To run the following code, you need Julia (1.0 or higher) and the packages PyPlot and ProgressMeter (the other being already included). The basic code is in the file functions.jl.

In [None]:
using PyPlot, ProgressMeter
using LinearAlgebra, Random, Statistics
include("implicit_bias_2NN_utils.jl");

See the paper for details on the setting. In all experiments below, the letters stand for the following:
- $d\geq 2$ is the input data dimension
- $k$ is the number of cluster per dimensions (over $2$ dimensions)
- $n$ is the number of training samples
- $m$ is the number of neurons


# Illustration: setting and comparison of classifiers

First, we plot a sample of training set and compare what the classifier we obtain by training both layers or a single layer of the neural network.

In [None]:
Random.seed!(1)
k = 4
n = 100
m = 500

In [None]:
illustration(k, n, m; niter=300000, name="classifier") # 10 minutes with 300000 iterations

# Experiment 1: performance vs n

We look at the evolution of the performance when the number of samples increases.

In [None]:
Random.seed!(1)
n_distrib = 1 # number of repetition of the experiment
ds = [15]
ns = [32, 64 , 128, 256, 512]
n_repeat = 1
ms = [1000];

In [None]:
# 20 minutes for 1 distrib/repeat and 50000 iterations
@time L1s, L2s, m1s, m2s = experiment_2NN(n_distrib, ds, ns, n_repeat, ms, niter=50000, stepsize=0.5);

In [None]:
figure(figsize=[4,3])
plot(ns,L1s[:,1,:,1,1]',"C0--",alpha=0.2)
plot(ns,L2s[:,1,:,1,1]',"C1--",alpha=0.2)
plot(ns,mean(L1s[:,1,:,1,1],dims=1)[:],"C0", linewidth=4,label="both layers")
plot(ns,mean(L2s[:,1,:,1,1],dims=1)[:],"C1", linewidth=4,label="output layer")
xlabel(L"n", fontsize=15)
ylabel("Test error", fontsize=15)
legend();
#savefig("test_vs_n_k3_5.pdf",bbox_inches="tight")
#ax.set_yticklabels(["{:,}".format(int(x)) for x in ax.get_yticks().tolist()])

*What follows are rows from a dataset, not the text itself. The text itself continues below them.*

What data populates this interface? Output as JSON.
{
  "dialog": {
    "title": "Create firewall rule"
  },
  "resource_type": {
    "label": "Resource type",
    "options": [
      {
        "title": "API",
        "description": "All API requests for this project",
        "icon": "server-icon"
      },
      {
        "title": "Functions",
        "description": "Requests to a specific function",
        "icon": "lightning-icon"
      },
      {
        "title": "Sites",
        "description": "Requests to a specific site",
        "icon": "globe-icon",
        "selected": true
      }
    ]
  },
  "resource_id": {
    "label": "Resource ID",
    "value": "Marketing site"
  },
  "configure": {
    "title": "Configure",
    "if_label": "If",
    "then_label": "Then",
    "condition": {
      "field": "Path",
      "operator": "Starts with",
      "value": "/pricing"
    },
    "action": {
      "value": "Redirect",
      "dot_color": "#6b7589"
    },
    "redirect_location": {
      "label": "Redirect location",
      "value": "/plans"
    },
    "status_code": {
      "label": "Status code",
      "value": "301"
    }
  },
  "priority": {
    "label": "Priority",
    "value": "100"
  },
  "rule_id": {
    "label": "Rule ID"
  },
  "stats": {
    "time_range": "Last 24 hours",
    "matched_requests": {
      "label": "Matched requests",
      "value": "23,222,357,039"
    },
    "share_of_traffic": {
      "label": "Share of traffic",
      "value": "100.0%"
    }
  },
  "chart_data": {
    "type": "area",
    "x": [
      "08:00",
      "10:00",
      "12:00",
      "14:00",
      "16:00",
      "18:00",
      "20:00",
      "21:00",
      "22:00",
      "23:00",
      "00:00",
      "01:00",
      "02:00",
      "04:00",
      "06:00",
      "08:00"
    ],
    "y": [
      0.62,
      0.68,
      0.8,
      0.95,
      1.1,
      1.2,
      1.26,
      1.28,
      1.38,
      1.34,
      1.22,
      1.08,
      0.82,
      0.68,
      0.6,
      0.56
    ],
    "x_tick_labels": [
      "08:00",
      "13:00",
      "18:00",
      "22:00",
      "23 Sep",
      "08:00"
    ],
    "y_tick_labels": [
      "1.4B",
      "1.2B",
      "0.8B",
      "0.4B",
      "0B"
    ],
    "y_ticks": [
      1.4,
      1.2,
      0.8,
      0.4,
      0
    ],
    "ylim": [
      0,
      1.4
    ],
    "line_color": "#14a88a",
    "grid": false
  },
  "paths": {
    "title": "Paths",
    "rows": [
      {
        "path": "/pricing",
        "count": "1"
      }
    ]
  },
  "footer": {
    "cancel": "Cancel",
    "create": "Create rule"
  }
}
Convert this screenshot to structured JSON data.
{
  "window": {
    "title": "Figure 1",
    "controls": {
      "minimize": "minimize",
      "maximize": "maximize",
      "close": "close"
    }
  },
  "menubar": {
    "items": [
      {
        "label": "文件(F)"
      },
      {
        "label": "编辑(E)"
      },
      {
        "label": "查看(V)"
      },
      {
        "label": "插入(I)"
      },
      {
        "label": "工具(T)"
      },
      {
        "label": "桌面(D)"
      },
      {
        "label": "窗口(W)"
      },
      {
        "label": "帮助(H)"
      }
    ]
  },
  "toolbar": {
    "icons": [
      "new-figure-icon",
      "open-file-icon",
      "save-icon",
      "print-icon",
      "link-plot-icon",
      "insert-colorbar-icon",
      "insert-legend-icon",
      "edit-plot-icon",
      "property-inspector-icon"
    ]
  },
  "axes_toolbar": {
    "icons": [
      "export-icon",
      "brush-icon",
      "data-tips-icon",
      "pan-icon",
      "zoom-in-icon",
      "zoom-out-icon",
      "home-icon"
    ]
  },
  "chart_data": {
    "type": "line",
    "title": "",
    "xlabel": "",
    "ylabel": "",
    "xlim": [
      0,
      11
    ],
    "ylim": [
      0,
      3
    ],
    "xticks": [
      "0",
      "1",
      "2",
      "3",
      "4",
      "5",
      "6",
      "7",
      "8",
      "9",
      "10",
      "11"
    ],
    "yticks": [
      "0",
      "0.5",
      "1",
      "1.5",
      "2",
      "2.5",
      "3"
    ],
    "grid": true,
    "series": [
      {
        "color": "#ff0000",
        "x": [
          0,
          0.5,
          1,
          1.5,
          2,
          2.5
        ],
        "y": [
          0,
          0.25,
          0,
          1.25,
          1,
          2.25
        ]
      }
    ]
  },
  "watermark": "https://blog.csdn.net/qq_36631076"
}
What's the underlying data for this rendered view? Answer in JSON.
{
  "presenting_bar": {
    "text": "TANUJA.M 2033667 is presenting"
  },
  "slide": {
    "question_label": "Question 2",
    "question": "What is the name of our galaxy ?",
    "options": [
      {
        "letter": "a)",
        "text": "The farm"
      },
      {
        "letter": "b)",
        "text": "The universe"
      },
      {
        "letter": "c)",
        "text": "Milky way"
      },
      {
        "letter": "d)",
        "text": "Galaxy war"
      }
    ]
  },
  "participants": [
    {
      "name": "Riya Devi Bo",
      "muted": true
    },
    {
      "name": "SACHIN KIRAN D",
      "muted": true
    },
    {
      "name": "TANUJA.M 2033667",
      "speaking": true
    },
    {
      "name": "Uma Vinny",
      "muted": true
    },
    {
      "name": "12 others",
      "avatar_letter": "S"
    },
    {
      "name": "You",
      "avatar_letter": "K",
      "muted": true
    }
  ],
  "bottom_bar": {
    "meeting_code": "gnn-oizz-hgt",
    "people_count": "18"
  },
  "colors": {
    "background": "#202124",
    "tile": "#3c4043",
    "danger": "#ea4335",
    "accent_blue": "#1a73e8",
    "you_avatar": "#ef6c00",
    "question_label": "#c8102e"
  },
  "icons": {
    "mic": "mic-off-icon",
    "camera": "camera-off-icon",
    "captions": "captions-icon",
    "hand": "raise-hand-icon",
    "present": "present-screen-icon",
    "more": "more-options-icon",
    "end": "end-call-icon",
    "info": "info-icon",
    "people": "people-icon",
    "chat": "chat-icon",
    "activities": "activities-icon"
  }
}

# Experiment 2: performance vs d

We look at the evolution of the performance when the dimension increases.

In [None]:
Random.seed!(1)
n_distrib = 1
ds = [5, 10, 15, 20, 25]
ns = [256]
n_repeat = 1
ms = [1000];
n_repeat = 1;

In [None]:
# 20 minutes for 1 distrib/repeat and 50000 iterations
@time L1s, L2s, m1s, m2s = experiment_2NN(n_distrib, ds, ns, n_repeat, ms, niter=50000, stepsize=0.5);

In [None]:
figure(figsize=[4,3])
plot(ds,L1s[:,:,1,1,1]',"C0--",alpha=0.2)
plot(ds,L2s[:,:,1,1,1]',"C1--",alpha=0.2)
plot(ds,mean(L1s[:,:,1,1,1], dims=1)[:],"C0", linewidth=4,label="both layers")
plot(ds,mean(L2s[:,:,1,1,1], dims=1)[:],"C1", linewidth=4,label="output layer")
xlabel(L"d",fontsize=15)
ylabel("Test error",fontsize=15)
legend();
#savefig("test_vs_dim.pdf",bbox_inches="tight")
#ax.set_yticklabels(["{:,}".format(int(x)) for x in ax.get_yticks().tolist()])

# Experiment 3: varying nb of neurons

We look at the evolution of the margin when the number of neurons increases. Our main theorem proves that it converges to the $\mathcal{F}_1$-max-margin when $m\to \infty$.

In [None]:
Random.seed!(1)
n_distrib = 1
ds = [15]
ns = [256]
n_repeat = 1 # nb of repetition of the experiment (randomness of initialization)
ms = [8,16,32,64,128,256,512, 1024];

In [None]:
# 12 minutes for 1 distrib/repeat and 50000 iterations
@time L1s, L2s, m1s, m2s = experiment_2NN(n_distrib, ds, ns, n_repeat, ms, niter=50000, stepsize=0.5);

In [None]:
figure(figsize=[4,3])
semilogx(ms,m1s[1,1,1,:,:]',"+r");
semilogx(ms,sum(m1s[1,1,1,:,:],dims=1)[:]/n_repeat,linewidth=4,"k");
#axis([5,1500,-0.0025,0.012])
#xlabel(L"m",fontsize=15)
#yticks([0,0.01])
ylabel(L"$\mathcal{F}_1$ margin",fontsize=15);
#savefig("margin_vs_m.pdf",bbox_inches="tight")